Présentation de l'éditeur

Ce que nous voyons ne vaut - ne vit - que par ce qui nous regarde. Si cela est vrai, comment penser les conditions esthétiques, épistémiques, voire éthiques, d'une telle proposition ? C'est ce que tente de développer ce livre, tissé comme une fable philosophique de l'expérience visuelle. Nous y trouvons deux figures emblématiques, opposées dans un perpétuel dilemme. D'un côté, l'homme de la vision croyante, celui qui fait sienne, peu ou prou, la parole de l'évangéliste devant le tombeau vide du Christ : " Il vit, et il crut ". D'un autre côté, l'homme de la vision tautologique, qui prétend assurer son regard dans une certitude close, apparemment sans faille et confinant au cynisme : " Ce que vous voyez, c'est ce que vous voyez ", comme disait le peintre Frank Stella dans les années soixante, pour justifier une attitude esthétique qualifiée de " minimaliste ". Mais ce dilemme - constamment entretenu dans nos façons usuelles d'envisager le monde visible en général, et celui des œuvres d'art en particulier - est un mauvais dilemme.

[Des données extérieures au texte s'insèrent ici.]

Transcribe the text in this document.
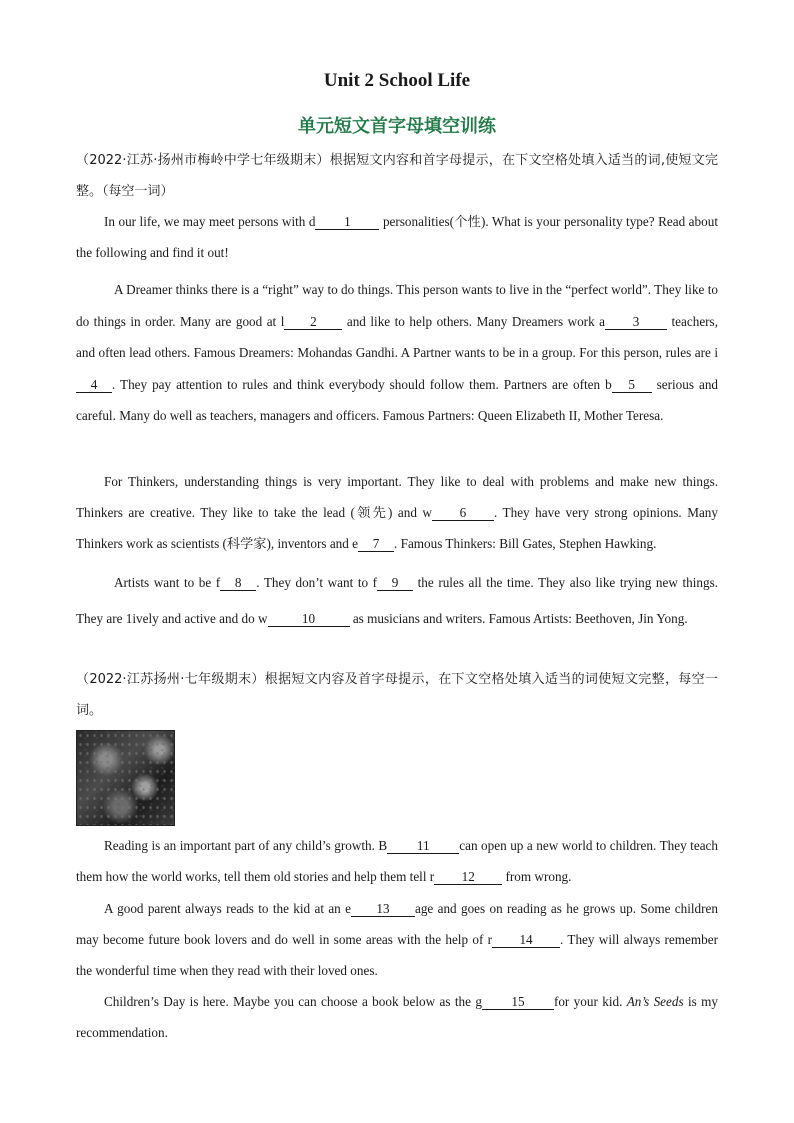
Unit 2 School Life
单元短文首字母填空训练
（2022·江苏·扬州市梅岭中学七年级期末）根据短文内容和首字母提示，在下文空格处填入适当的词,使短文完整。（每空一词）
In our life, we may meet persons with d 1 personalities(个性). What is your personality type? Read about the following and find it out!
A Dreamer thinks there is a “right” way to do things. This person wants to live in the “perfect world”. They like to do things in order. Many are good at l 2 and like to help others. Many Dreamers work a 3 teachers, and often lead others. Famous Dreamers: Mohandas Gandhi. A Partner wants to be in a group. For this person, rules are i4 . They pay attention to rules and think everybody should follow them. Partners are often b 5 serious and careful. Many do well as teachers, managers and officers. Famous Partners: Queen Elizabeth II, Mother Teresa.
For Thinkers, understanding things is very important. They like to deal with problems and make new things. Thinkers are creative. They like to take the lead (领先) and w 6 . They have very strong opinions. Many Thinkers work as scientists (科学家), inventors and e 7 . Famous Thinkers: Bill Gates, Stephen Hawking.
Artists want to be f 8 . They don’t want to f 9 the rules all the time. They also like trying new things. They are 1ively and active and do w	10	as musicians and writers. Famous Artists: Beethoven, Jin Yong.
（2022·江苏扬州·七年级期末）根据短文内容及首字母提示，在下文空格处填入适当的词使短文完整，每空一词。
Reading is an important part of any child’s growth. B 11 can open up a new world to children. They teach them how the world works, tell them old stories and help them tell r 12 from wrong.
A good parent always reads to the kid at an e 13 age and goes on reading as he grows up. Some children may become future book lovers and do well in some areas with the help of r 14 . They will always remember the wonderful time when they read with their loved ones.
Children’s Day is here. Maybe you can choose a book below as the g 15 for your kid. An’s Seeds is my recommendation.
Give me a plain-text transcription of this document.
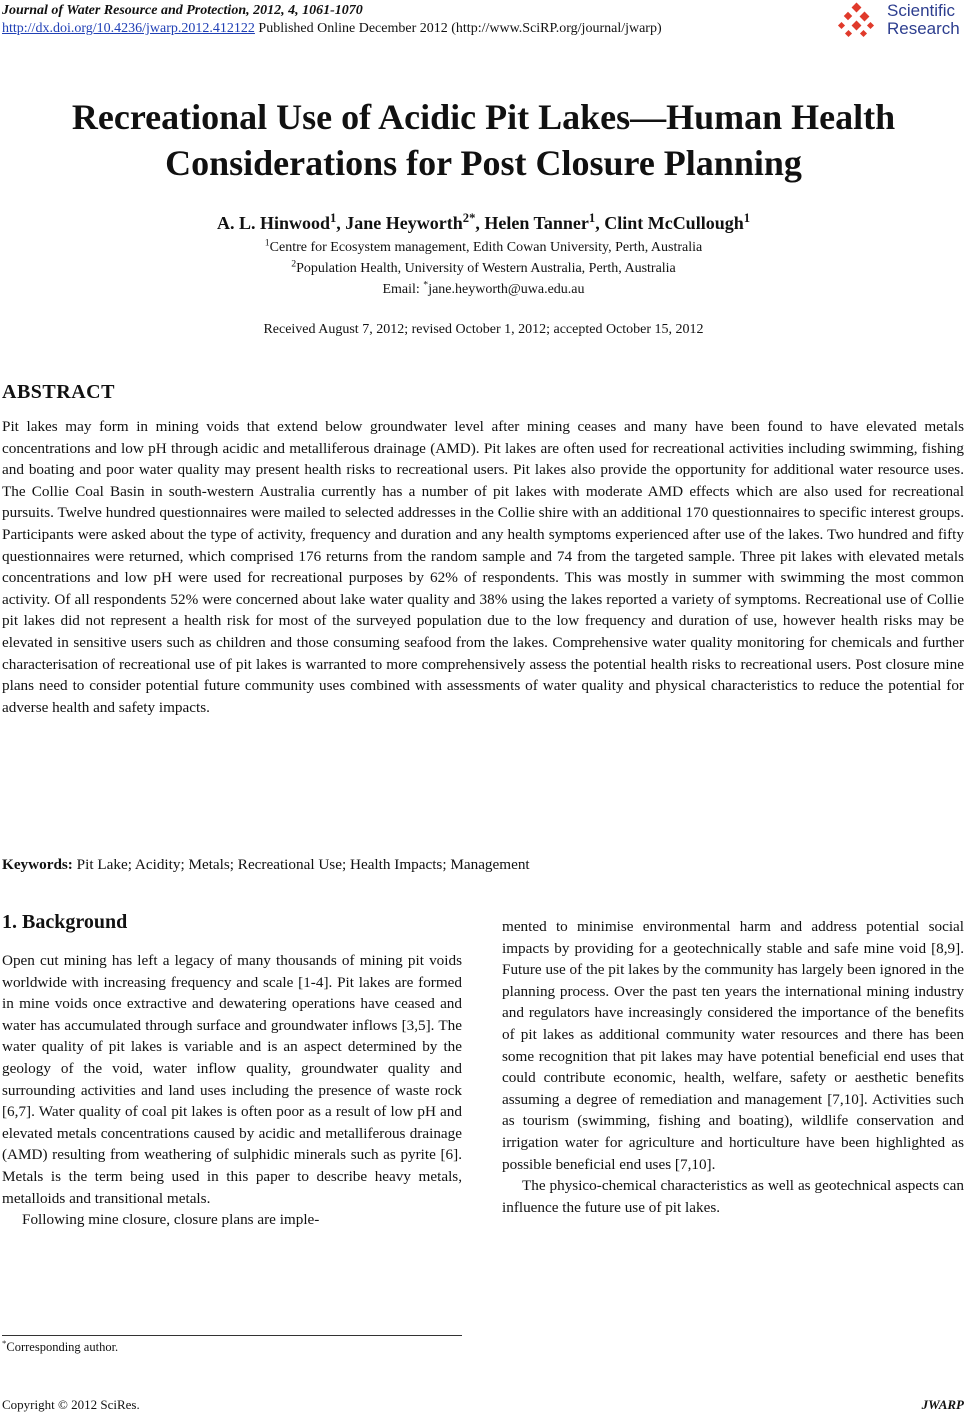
Journal of Water Resource and Protection, 2012, 4, 1061-1070
http://dx.doi.org/10.4236/jwarp.2012.412122 Published Online December 2012 (http://www.SciRP.org/journal/jwarp)
Scientific
Research
Recreational Use of Acidic Pit Lakes—Human Health
Considerations for Post Closure Planning
A. L. Hinwood$^1$, Jane Heyworth$^{2*}$, Helen Tanner$^1$, Clint McCullough$^1$
$^1$Centre for Ecosystem management, Edith Cowan University, Perth, Australia
$^2$Population Health, University of Western Australia, Perth, Australia
Email: *jane.heyworth@uwa.edu.au
Received August 7, 2012; revised October 1, 2012; accepted October 15, 2012
ABSTRACT
Pit lakes may form in mining voids that extend below groundwater level after mining ceases and many have been found to have elevated metals concentrations and low pH through acidic and metalliferous drainage (AMD). Pit lakes are often used for recreational activities including swimming, fishing and boating and poor water quality may present health risks to recreational users. Pit lakes also provide the opportunity for additional water resource uses. The Collie Coal Basin in south-western Australia currently has a number of pit lakes with moderate AMD effects which are also used for recreational pursuits. Twelve hundred questionnaires were mailed to selected addresses in the Collie shire with an additional 170 questionnaires to specific interest groups. Participants were asked about the type of activity, frequency and duration and any health symptoms experienced after use of the lakes. Two hundred and fifty questionnaires were returned, which comprised 176 returns from the random sample and 74 from the targeted sample. Three pit lakes with elevated metals concentrations and low pH were used for recreational purposes by 62% of respondents. This was mostly in summer with swimming the most common activity. Of all respondents 52% were concerned about lake water quality and 38% using the lakes reported a variety of symptoms. Recreational use of Collie pit lakes did not represent a health risk for most of the surveyed population due to the low frequency and duration of use, however health risks may be elevated in sensitive users such as children and those consuming seafood from the lakes. Comprehensive water quality monitoring for chemicals and further characterisation of recreational use of pit lakes is warranted to more comprehensively assess the potential health risks to recreational users. Post closure mine plans need to consider potential future community uses combined with assessments of water quality and physical characteristics to reduce the potential for adverse health and safety impacts.
Keywords: Pit Lake; Acidity; Metals; Recreational Use; Health Impacts; Management
1. Background

Open cut mining has left a legacy of many thousands of mining pit voids worldwide with increasing frequency and scale [1-4]. Pit lakes are formed in mine voids once extractive and dewatering operations have ceased and water has accumulated through surface and groundwater inflows [3,5]. The water quality of pit lakes is variable and is an aspect determined by the geology of the void, water inflow quality, groundwater quality and surrounding activities and land uses including the presence of waste rock [6,7]. Water quality of coal pit lakes is often poor as a result of low pH and elevated metals concentrations caused by acidic and metalliferous drainage (AMD) resulting from weathering of sulphidic minerals such as pyrite [6]. Metals is the term being used in this paper to describe heavy metals, metalloids and transitional metals.

Following mine closure, closure plans are imple-

mented to minimise environmental harm and address potential social impacts by providing for a geotechnically stable and safe mine void [8,9]. Future use of the pit lakes by the community has largely been ignored in the planning process. Over the past ten years the international mining industry and regulators have increasingly considered the importance of the benefits of pit lakes as additional community water resources and there has been some recognition that pit lakes may have potential beneficial end uses that could contribute economic, health, welfare, safety or aesthetic benefits assuming a degree of remediation and management [7,10]. Activities such as tourism (swimming, fishing and boating), wildlife conservation and irrigation water for agriculture and horticulture have been highlighted as possible beneficial end uses [7,10].

The physico-chemical characteristics as well as geotechnical aspects can influence the future use of pit lakes.

*Corresponding author.
Copyright © 2012 SciRes.	JWARP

Il demande à être dépassé, il demande à être dialectisé. Comment, alors, regarder sans croire ? Et comment regarder au fond sans prétendre nous en tenir aux certitudes de ce que nous voyons ? Entre deux paraboles littéraires empruntées à Joyce et à Kafka, c'est devant la plus simple image qu'une sculpture puisse offrir que la réponse à ces questions tente de s'élaborer. Un cube, un grand cube noir du sculpteur Tony Smith, révèle peu à peu son pouvoir de fascination, son inquiétante étrangeté, son intensité. Le regarder, c'est repenser le rapport de la forme et de la présence, de l'abstraction géométrique et de l'anthropomorphisme. C'est mieux comprendre la dialectique du volume et du vide, et la distance paradoxale devant laquelle il nous tient en respect. Mais il aura fallu, pour l'appréhender, établir une notion plus fine de l'" image dialectique ", revisiter celle d'aura - prise à Walter Benjamin -, et mieux comprendre pourquoi ce que nous voyons devant nous regarde toujours dedans. L'enjeu de tout cela : une anthropologie de la forme, une métapsychologie de l'image.

Détails sur le produit

  • Broché: 208 pages
  • Editeur : Editions de Minuit (23 février 1999)
  • Collection : Collection "Critique"
  • Langue : Français
  • ISBN-10: 2707314293
  • ISBN-13: 978-2707314291
  • Moyenne des commentaires client : 5.0 étoiles sur 5  Voir tous les commentaires (1 commentaire client)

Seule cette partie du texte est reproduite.